Myles showed great artistic talent from a very early age, however, so he was apprenticed to the prestigious woodcut-printer Ebenezer Landells, who produced wood cut engravings and drawings used in popular publications of the 19th century.  Some years later, Myles established his own business as an illustrator and artist, producing engravings for Punch and the Illustrated London News, amongst others.

The artist was well-travelled across England and Europe, and he moved to the Rhineland aged 21 to publish his own work, “The Rhine and its Picturesque Journey” (1856).
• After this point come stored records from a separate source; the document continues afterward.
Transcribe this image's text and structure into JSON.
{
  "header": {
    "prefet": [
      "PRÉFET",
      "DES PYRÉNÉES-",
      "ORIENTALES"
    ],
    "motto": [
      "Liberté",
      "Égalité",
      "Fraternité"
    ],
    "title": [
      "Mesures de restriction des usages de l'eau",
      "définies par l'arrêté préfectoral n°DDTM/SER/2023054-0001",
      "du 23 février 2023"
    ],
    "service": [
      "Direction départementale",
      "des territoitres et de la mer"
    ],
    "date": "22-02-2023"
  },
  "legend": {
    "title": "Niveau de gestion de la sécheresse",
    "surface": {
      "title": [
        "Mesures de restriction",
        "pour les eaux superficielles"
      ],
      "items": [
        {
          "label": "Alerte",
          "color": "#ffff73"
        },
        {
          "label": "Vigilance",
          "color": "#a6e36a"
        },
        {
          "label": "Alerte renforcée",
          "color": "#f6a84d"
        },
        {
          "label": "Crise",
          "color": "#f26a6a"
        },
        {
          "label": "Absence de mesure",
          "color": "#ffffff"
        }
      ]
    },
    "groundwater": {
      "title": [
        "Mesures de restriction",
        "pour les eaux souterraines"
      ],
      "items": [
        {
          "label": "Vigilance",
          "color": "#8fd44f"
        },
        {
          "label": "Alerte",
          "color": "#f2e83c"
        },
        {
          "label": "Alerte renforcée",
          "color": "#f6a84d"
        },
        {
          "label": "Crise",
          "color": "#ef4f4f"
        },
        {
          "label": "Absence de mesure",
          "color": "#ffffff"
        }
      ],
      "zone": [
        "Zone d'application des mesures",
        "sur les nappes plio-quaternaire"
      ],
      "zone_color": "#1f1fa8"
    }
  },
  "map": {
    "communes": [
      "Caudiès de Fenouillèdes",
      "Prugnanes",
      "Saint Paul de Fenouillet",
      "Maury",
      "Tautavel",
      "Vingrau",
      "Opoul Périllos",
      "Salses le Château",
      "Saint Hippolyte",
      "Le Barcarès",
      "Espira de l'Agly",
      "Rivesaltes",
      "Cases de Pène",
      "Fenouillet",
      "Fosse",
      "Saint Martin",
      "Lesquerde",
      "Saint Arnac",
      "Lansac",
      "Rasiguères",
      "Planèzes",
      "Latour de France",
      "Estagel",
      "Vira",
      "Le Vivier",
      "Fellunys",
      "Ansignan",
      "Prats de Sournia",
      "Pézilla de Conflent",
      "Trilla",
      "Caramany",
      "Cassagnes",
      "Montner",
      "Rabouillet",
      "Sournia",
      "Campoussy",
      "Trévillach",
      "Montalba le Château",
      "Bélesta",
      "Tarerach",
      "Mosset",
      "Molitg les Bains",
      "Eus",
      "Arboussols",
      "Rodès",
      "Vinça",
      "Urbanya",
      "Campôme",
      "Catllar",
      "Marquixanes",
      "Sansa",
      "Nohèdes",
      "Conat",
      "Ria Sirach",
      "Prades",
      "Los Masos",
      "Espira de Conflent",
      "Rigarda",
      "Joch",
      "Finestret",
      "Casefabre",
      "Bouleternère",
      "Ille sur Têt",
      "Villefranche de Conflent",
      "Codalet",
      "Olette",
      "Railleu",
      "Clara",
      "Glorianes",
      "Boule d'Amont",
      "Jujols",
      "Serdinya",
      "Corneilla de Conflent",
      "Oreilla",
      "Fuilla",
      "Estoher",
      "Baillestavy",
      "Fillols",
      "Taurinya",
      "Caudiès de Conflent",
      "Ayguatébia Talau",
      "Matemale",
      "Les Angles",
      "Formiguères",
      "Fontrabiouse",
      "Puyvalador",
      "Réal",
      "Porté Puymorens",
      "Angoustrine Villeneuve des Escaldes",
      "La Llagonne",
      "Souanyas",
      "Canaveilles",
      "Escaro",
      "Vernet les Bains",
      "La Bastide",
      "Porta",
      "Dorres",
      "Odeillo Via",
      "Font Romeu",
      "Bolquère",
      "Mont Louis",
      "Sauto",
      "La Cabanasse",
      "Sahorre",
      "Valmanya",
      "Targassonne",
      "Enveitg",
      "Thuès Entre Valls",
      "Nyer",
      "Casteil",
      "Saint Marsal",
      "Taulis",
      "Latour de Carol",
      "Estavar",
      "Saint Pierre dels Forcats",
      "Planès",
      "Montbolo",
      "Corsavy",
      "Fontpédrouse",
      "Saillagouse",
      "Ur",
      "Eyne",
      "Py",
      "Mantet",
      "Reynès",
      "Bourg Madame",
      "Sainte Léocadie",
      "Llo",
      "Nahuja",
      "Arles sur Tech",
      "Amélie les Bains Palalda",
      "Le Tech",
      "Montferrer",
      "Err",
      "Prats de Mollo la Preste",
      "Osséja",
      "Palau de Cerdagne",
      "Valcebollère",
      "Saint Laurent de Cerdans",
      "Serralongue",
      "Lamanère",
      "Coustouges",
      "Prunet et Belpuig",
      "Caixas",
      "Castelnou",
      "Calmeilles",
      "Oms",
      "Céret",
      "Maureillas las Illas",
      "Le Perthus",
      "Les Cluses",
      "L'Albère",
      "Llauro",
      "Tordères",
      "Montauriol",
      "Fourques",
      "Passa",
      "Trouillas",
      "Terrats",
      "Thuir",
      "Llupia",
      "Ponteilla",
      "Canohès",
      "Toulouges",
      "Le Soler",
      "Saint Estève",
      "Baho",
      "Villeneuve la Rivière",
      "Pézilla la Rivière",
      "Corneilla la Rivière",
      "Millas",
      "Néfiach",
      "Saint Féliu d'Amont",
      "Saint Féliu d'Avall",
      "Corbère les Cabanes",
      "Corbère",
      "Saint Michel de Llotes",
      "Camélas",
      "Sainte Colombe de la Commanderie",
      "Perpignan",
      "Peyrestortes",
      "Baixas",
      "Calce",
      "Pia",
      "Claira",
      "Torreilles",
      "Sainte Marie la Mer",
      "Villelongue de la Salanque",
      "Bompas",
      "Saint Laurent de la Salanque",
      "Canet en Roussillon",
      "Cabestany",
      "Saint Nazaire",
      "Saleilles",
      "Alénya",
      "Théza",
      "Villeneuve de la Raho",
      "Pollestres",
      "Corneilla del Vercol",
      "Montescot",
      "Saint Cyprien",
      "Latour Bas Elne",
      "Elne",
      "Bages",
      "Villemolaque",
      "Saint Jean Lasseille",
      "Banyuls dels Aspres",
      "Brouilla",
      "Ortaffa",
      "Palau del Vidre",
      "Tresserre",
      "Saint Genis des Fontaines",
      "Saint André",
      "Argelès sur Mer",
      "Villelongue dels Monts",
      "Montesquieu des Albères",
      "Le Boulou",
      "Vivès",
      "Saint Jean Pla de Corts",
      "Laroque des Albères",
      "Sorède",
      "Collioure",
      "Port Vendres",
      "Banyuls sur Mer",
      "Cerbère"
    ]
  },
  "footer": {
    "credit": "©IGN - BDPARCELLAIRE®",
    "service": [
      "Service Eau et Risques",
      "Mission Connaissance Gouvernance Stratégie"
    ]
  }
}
For the next thirteen years he dedicated much of his time to creating woodcuts and book illustrations.

However, Myles never lost contact with his northern heritage, and remained in close contact with his aunt Mary Spence of Newcastle in particular; he married her daughter Anne in 1850. Although it was commonplace to marry a cousin during this time, Foster’s Quaker heritage meant that the marriage received more approval within the community than if he had married a non-Quaker. Up until the mid-19th century, it was routine to spurn friends and family who married outside of the Quaker community.

In 1859, at the age of 34, Myles started to work in watercolour; a late age for a beginner at the time. As such, he was self-taught, which allowed his distinctive style to flourish. His watercolours often feature romantic and idealised versions of quintessentially British landscapes and landmarks, depicting countryside culture and ways of life such as farming, markets, or children playing in rural landscapes.  His pictures are usually quite small in size, painted with extremely fine brushwork and minutely detailed. His remarkable skills saw him exhibit over 400 works at the Royal Academy in his time, as well as regularly showing his work in Newcastle. His pictures proved extremely popular with Victorian audiences, with colour reproductions of his works being widely available.

In 1860, Foster moved in to Tigbourne Cottage, in Witley near Godalming, Surrey. In the same year he had been elected an associate of the Society of Painters in Water Colour, becoming a full member in 1862.  A year later, having become enchanted by the landscape of Surrey, he purchased a plot of land and built himself a house; The Hill.  The interiors were designed and decorated by the famous arts and crafts artisans Dante Gabriel Rossetti, Edward Burne-Jones and William Morris, and the house became a magnet for fellow artists and friends such as Charles Keene, Fred Walker, and William Quiller Orchardson.

In 1864, after the passing of his first wife with whom he had five children, Foster married again, this time to an artist that was outside of the family circle and the Quaker community; Frances Watson, the daughter of artist John Dawson Watson.

Foster died in 1899. It was reported in his obituary within The Times newspaper that he was one of the most popular watercolour artists of the time.

As a native to the North East, it is no surprise that the historic Hexham market town features in one of Foster’s watercolours. At the time this painting would have been produced the marketplace would have been filled with the hustle and bustle of market sellers showcasing their wares from Hexham’s renowned tanneries, breweries, and the fresh produce the town had to offer. The scene depicts an early 19th century marketplace with Old Inn (right of the Moot Hall), The Moot Hall, The Shambles, and the Town pant.

Today, the scene has changed subtly; the clock is no longer present on the Moot Hall, and the building to the left of the Moot Hall no longer exists. Having been demolished and replaced in the 1950’s, it is now home to a well-known woollen store. The Town pant of 1703 was demolished in the early 20th century and replaced in 1901 by a red sandstone memorial to William Angus Temperley. The memorial features a plaque inscribed with a verse by Wilfred Wilson Gibson, a highly regarded local poet. The arms of Hexham and Northumberland also appear on the surrounding plaques.